A few months ago, I watched an interview program with a former Olympic ice skater.  Caught up in a skating scandal more than 20 years ago, this woman was forced to resign from the U.S. Figure Skating Association and withdraw from all competition. She was left with a felony conviction, steep fines, community service responsibilities and probation.  At 23 years old, this young woman lost her livelihood, any and all plans for endorsement deals and a bright, prosperous future.

Now at 47-years-old, she appears much, much older than her actual age. Public humiliation is the likely culprit for her premature aging. Upon hearing her full story though, one possible reason for her haggard appearance could be due to a lifetime spent harboring bitterness and unforgiveness toward her mother.

She credits her athletic downfall to her difficult childhood. She places much of the blame on her alcoholic mother whom she has yet to forgive and wants nothing to do with. Her hatred was quite palpable, practically spitting through the air waves into my living room.
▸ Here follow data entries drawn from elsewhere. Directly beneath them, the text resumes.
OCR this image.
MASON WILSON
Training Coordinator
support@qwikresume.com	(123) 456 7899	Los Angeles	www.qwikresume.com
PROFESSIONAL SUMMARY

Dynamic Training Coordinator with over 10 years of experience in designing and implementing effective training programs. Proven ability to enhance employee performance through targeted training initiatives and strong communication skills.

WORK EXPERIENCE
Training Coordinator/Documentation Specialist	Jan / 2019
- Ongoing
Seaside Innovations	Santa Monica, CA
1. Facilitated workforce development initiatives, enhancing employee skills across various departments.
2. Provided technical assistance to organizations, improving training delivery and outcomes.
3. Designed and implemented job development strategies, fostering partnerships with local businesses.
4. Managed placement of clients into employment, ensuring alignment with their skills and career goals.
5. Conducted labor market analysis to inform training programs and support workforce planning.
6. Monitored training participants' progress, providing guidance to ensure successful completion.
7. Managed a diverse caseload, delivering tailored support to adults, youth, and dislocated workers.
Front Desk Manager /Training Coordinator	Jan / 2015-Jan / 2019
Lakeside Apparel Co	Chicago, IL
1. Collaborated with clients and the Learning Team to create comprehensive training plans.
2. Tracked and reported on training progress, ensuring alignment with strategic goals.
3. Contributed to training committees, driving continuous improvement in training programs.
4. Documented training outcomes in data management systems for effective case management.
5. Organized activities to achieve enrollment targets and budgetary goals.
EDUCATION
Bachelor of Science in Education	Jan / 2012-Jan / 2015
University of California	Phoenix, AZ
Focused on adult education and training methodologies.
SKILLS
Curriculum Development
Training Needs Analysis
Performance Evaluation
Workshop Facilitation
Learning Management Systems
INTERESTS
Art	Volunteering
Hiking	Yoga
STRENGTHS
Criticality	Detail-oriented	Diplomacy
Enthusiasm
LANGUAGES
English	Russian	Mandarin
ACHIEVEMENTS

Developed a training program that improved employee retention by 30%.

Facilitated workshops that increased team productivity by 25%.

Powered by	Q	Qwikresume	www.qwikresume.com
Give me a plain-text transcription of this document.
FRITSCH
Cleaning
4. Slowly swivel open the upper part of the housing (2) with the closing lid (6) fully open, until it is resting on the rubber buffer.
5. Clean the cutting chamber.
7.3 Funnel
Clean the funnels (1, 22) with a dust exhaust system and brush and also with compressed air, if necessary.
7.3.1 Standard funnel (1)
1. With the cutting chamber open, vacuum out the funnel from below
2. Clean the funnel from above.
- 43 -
This athlete may have gained physical or emotional strength for surviving her upbringing on “the wrong side of the tracks,” but it appears to have come at a cost. Her unresolved bitterness seems to have robbed her of more than outward beauty. Her unfolding story gave little indication that she’d lived a peaceful or joy-filled life.

Ephesians 4:31-32 tells us, "Let all bitterness and wrath and anger and clamor and slander be put away from you, along with all malice. Be kind to one another, tender-hearted, forgiving each other, just as God in Christ also has forgiven you." 

It’s fairly impossible for us to know what another person has suffered until we’ve walked in their shoes. No doubt this Olympian suffered much. Her story haunts me, moving me with compassion and prayer on her behalf. Hopefully she will eventually realize that forgiveness is rarely for the person who has hurt us, but rather for our own self-preservation and peace of mind.

Bitterness and unforgiveness will eventually eat away at the fabric of our soul, stealing the joy from our heart and robbing us of a better life. Over time, unresolved anger and buried pain has the ability to make us old before our time.

Are you hurting and having a hard time forgiving someone? Why not take your pain to God and give it over to Him?

Don’t end up as a bitter beauty … “Be kind to one another, tender-hearted, forgiving each other, just as God in Christ also has forgiven you.